Existió muy bueno y de manera muy temprana en la Ciudad de Buenos Aires. El pan nuestro de cada día y de la historia es el objeto de estudio de un ameno ensayo que bucea en las costumbres, la industria y la economía alrededor del trigo.
› Por Sergio Kiernan
Los profesionales no quieren admitirlo, pero en eso de escribir Historia también hay modas. Las hay comerciales, como la de saturarnos con libros sobre la Primera Guerra Mundial o las interminables series de biografías de figuras menores vendidas como celebrities, aplicando el criterio actual de “ser famoso” al siglo XVIII. Las hay, por supuesto, ideológicas, revisionistas o escandalizantes, y no falta una industria de la revelación, la que descubre que alguien era gay, farsante, agente extranjero, masón o socialista, que consiste en pinchar globos usando evidencia muchas veces floja.
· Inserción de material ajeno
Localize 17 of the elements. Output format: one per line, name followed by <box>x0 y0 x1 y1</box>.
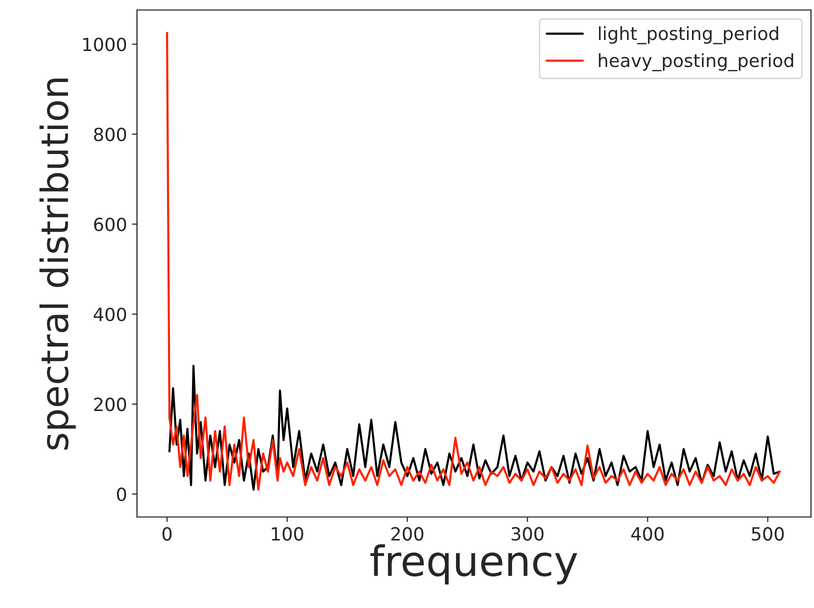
x-tick-label: 0 <box>162 527 172 541</box>
x-tick-label: 300 <box>512 527 544 541</box>
legend-label: heavy_posting_period <box>598 53 794 72</box>
y-tick-label: 600 <box>94 218 126 232</box>
x-tick-label: 100 <box>272 527 304 541</box>
line-series <box>168 364 781 491</box>
y-tick-label: 400 <box>94 308 126 322</box>
x-tick-label: 500 <box>752 527 784 541</box>
x-tick-label: 400 <box>631 527 664 541</box>
x-axis-title: frequency <box>370 544 578 585</box>
y-tick-label: 200 <box>94 398 126 412</box>
legend-label: light_posting_period <box>598 26 778 44</box>
y-tick-label: 1000 <box>83 38 126 52</box>
y-tick-label: 800 <box>94 128 126 142</box>
y-axis-title: spectral distribution <box>39 78 76 450</box>
x-tick-label: 200 <box>391 527 424 541</box>
y-tick-label: 0 <box>116 488 126 502</box>
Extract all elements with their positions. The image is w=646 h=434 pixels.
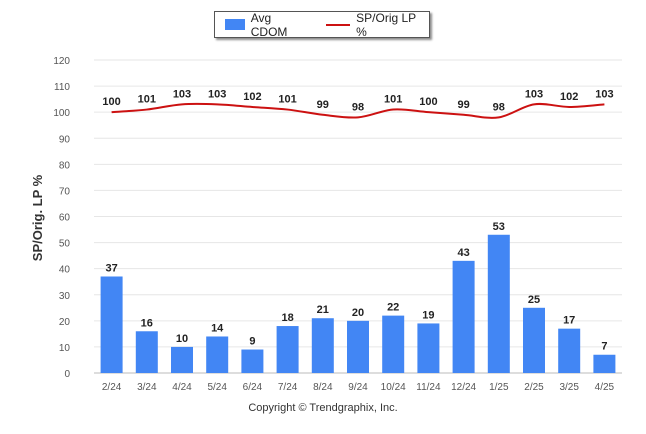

Pero hay modas que arrancan como modas y terminan como escuelas porque realmente abren un lado nuevo de la Historia, como es el caso de las historias de la vida cotidiana. La cosa arrancó como un manifiesto democrático que buscaba sacar a los Grandes Hombres –blancos y hétero– del centro de los conflictos para descubrir qué habían dicho o hecho las personas comunes. El modelo generó historias de mujeres, historias de la moda, de la cocina, de las minorías más insólitas y simples historias del día a día en tal o cual siglo o lugar. Muy desparejas, las obras así creadas enfrentaron un límite concreto: ¿cuántos libros se pueden escribir sobre la recepción popular de la Revolución Francesa? ¿cuántos relatos pueden hacerse de las guerra napoleónicas sin el corso ni el duque de Wellington?
Pasada la moda, lo que quedó fue una Historia con más matices y una creciente colección de obras ingeniosas que toman, por ejemplo, la vida campesina francesa contando la historia del queso. Esta Breve historia del pan de Buenos Aires, de José Eizykovicz, pertenece a esa veta y tiene el encanto de pinchar algunos globos míticos y descubrir algunas continuidades alarmantes.
La historia comienza cuando comienza el pan en estas latitudes, o sea con los españoles. La expedición de Mendoza fue un fracaso, pero uno que dejó lecciones, con lo que la ciudad refundada por Garay en 1580 fue una que casi que arrancó con cultivos de trigo. Un globo a pinchar es el de la mala calidad de vida de los españoles de la época, que resulta que eran unos bacanes acostumbrados al pan blanco, para envidia de alemanes, holandeses y otros medio pelo. Buenos Aires, además de tener la carne más barata posible, arrancó comiendo pan blanco.
La industria fue muy favorecida por algo ya olvidado entre porteños: que la ciudad era en rigor una estación naval imperial y un punto de embarque y desembarque de tropas y comerciantes. Esa Buenos Aires pequeñísima –el trigo se cultivaba en lo que hoy es el Centro– preparaba cantidades industriales de bizcocho y galleta naval, tenía varios molinos mecanizados a mula o canaleta, y era capaz de proveer a cualquier escuadrón de la Armada española. El negocio casero, el de vender pan a los civiles, quedaba casero porque en lugar de panaderías había decenas de hornos pequeños operados por vecinas y esclavas que amasaban cada mañana y repartían entre vecinos.
Con el tiempo la escala fue creciendo y aparecieron, en pleno gobierno de cabildos y regidores, problemas muy familiares hoy en día. Por ejemplo, que fuera tan rentable exportar el trigo o venderle por mayor a la Armada que no quedara suficiente pan para los vecinos, o quedara a precio muy alto. El gobierno colonial pasó infinidad de órdenes y ordenanzas regulando estas ventas y estos precios, en una batalla que recuerda a las de las cuotas Hilton de hoy en día con la carne. La pulsión por exportar también explica picardías cíclicas, como negrear el pan con granos inferiores o amasar trigo con gorgojo, lo que terminó disparando una suerte de epidemia de intoxicados.
El pan fue, en rigor, nuestra primera agroindustria y un motor económico importante. Había cadenas de distribución, había importación de maquinarias, había trabajadores permanentes y contratados, había proveedores de servicios tercerizados, como los que aparecían por San Isidro con cientos de yeguas mansitas para pisar la cosecha y separar el grano. Con el tiempo hubo huelgas, anarquistas, precios fijos, inmigrantes que traían el oficio o lo aprendían acá, escalas industriales. Hasta hubo panaderías, comercio que tardó muchísimo en aparecer como tipología comercial: en más cuatro siglos de panificación porteña, sigue ganando en duración el panadero a caballo con dos canastos o la mulata que te alcanza un paqueta a casa, cada mañana y puntual.